A CHAPLAINCY service specifically for LGBTI+ people is needed because a safe space and dignity cannot be guaranteed in every church, the diocese of Oxford has said.
Eight chaplains — lay and ordained — have volunteered for the service, which will offer “non-judgemental listening and support, and prayerful affirmation for LGBTI+ people, their families and friends”. It is open to anyone aged 18 and above who has “questions, concerns, or pastoral needs relating to issues of gender or sexuality”.
The diocesan website says that the service has been requested by LGBTI+ people in the diocese, who have reported that they “can find it difficult to find safe places in which they can open the conversations they need to have”, and that it will provide “a safe space and dignity for every person at a time when these cannot be taken for granted”. It also refers to “the problematic relationships between LGBTI+ people and the institutional Church”.
The service was promised by the diocese’s bishops in 2018, in a letter sent to all clergy which expressed concern about the “pain” caused to LGBT people and their families by the Church’s ongoing debates over sexuality (News, 31 October 2018). It now has its own pages on the diocesan website, in which it says that some LGBTI+ people do not know how they will be greeted by their local church, or if they will be permitted to serve: “Tragically, there are often stories of traumatic rejection by faith communities and experiences of exclusion, isolation, bullying and harassment. This is unacceptable.”
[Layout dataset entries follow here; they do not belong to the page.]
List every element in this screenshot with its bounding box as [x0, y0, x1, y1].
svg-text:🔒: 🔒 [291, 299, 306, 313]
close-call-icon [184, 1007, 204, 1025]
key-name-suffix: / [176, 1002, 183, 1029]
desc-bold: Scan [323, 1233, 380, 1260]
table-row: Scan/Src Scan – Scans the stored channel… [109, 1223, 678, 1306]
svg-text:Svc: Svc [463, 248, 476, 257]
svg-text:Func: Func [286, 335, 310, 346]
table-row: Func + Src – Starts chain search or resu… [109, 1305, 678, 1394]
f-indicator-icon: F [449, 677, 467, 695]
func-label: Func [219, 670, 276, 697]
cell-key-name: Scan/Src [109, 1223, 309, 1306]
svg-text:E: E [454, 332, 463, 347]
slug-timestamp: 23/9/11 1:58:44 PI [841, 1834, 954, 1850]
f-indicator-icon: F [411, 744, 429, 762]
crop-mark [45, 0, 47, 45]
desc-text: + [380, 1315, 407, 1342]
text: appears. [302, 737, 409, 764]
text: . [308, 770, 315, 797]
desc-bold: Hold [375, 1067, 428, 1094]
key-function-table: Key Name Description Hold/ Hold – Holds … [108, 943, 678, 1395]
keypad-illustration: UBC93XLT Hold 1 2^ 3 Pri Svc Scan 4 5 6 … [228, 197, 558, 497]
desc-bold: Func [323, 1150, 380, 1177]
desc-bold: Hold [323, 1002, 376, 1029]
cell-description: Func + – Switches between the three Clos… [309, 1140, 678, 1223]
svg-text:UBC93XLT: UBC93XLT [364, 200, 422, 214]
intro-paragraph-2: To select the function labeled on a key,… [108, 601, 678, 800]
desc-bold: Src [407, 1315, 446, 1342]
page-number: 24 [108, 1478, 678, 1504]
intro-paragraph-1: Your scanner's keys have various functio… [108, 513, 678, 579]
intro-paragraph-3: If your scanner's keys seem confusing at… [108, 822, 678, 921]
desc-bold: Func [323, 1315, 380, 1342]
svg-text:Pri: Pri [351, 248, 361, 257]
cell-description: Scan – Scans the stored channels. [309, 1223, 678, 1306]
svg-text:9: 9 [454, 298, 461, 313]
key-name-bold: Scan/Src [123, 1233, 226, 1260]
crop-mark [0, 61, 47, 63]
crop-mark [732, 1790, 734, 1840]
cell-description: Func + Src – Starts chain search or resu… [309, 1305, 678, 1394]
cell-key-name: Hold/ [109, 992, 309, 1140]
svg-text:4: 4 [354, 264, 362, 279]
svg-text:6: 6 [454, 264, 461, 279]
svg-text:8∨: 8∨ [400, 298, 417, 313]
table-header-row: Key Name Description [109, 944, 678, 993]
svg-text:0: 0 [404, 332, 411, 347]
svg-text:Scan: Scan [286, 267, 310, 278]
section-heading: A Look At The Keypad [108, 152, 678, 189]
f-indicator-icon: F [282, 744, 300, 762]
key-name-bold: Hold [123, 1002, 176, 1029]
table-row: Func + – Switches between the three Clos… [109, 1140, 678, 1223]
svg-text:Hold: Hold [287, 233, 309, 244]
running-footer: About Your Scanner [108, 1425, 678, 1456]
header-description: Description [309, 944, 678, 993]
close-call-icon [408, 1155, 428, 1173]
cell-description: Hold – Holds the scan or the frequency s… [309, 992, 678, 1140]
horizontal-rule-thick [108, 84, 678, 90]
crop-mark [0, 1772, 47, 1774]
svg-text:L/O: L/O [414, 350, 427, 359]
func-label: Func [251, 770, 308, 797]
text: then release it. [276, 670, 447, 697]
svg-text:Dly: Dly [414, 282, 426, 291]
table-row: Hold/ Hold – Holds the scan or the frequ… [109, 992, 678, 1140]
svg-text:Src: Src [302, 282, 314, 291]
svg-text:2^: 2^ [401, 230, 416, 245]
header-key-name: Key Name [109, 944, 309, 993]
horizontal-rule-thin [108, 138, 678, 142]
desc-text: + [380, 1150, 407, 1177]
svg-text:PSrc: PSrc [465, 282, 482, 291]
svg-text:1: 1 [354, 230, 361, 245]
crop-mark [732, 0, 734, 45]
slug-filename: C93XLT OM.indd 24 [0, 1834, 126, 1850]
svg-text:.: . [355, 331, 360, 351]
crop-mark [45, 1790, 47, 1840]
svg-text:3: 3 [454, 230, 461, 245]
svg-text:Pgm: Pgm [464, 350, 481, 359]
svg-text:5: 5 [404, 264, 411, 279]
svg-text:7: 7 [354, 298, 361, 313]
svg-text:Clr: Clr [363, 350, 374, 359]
It is expected that the chaplains will “help the Diocese to learn from the insights they are gaining through this process”, although a spokesman emphasised that the service was confidential and that feedback would be “in general terms”.
The chaplains will work “within the House of Bishops guidelines on human sexuality” (the 1991 Issues in Human Sexuality statement and the 2014 pastoral document), “embracing a non-judgemental attitude toward persons in regard of their sexuality, welcoming and valuing every person as equal in the eyes of God”.
They include both LGBTI+ and straight people from a mix of theological backgrounds. Among them is the Revd Jonny Dade, an assistant curate in High Wycombe, who said this week that the service “exists to support all those who have felt hurt or marginalised by the Church, and so our role is not to make judgements or advocate for any particular theological position.
“Among those who seek out the Chaplaincy Service will be Christians who want to remain faithful to an historical interpretation of the Bible. To that extent, it’s important to have a variety of experiences and perspectives represented on the Chaplaincy Team, including those like myself who hold orthodox views.”
Another of the chaplains, James Lawbuary, a youth worker, described in an online film his coming out as a teenager and having “struggled through various different church situations”.
Some have questioned whether the creation of a specialist service is the right response.
“If the diocese has noticed that (some of) its parishes are failing a significant proportion of parishioners, then that needs to be treated as the serious and systemic problem it is — creating a parallel pastoral system like this is a sticking plaster on a gaping wound,” an ordinand, Ruth Harley, wrote on Twitter.
The chaplaincy was announced in an ad clerum from the Acting Bishop of Oxford, the Rt Revd Colin Fletcher, who said that he was “inclined to agree” with those questioning the content of the House of Bishops’ recent pastoral statement on civil partnerships (News, 31 January): “it presents the teaching of the Church on these matters as static and immovable.”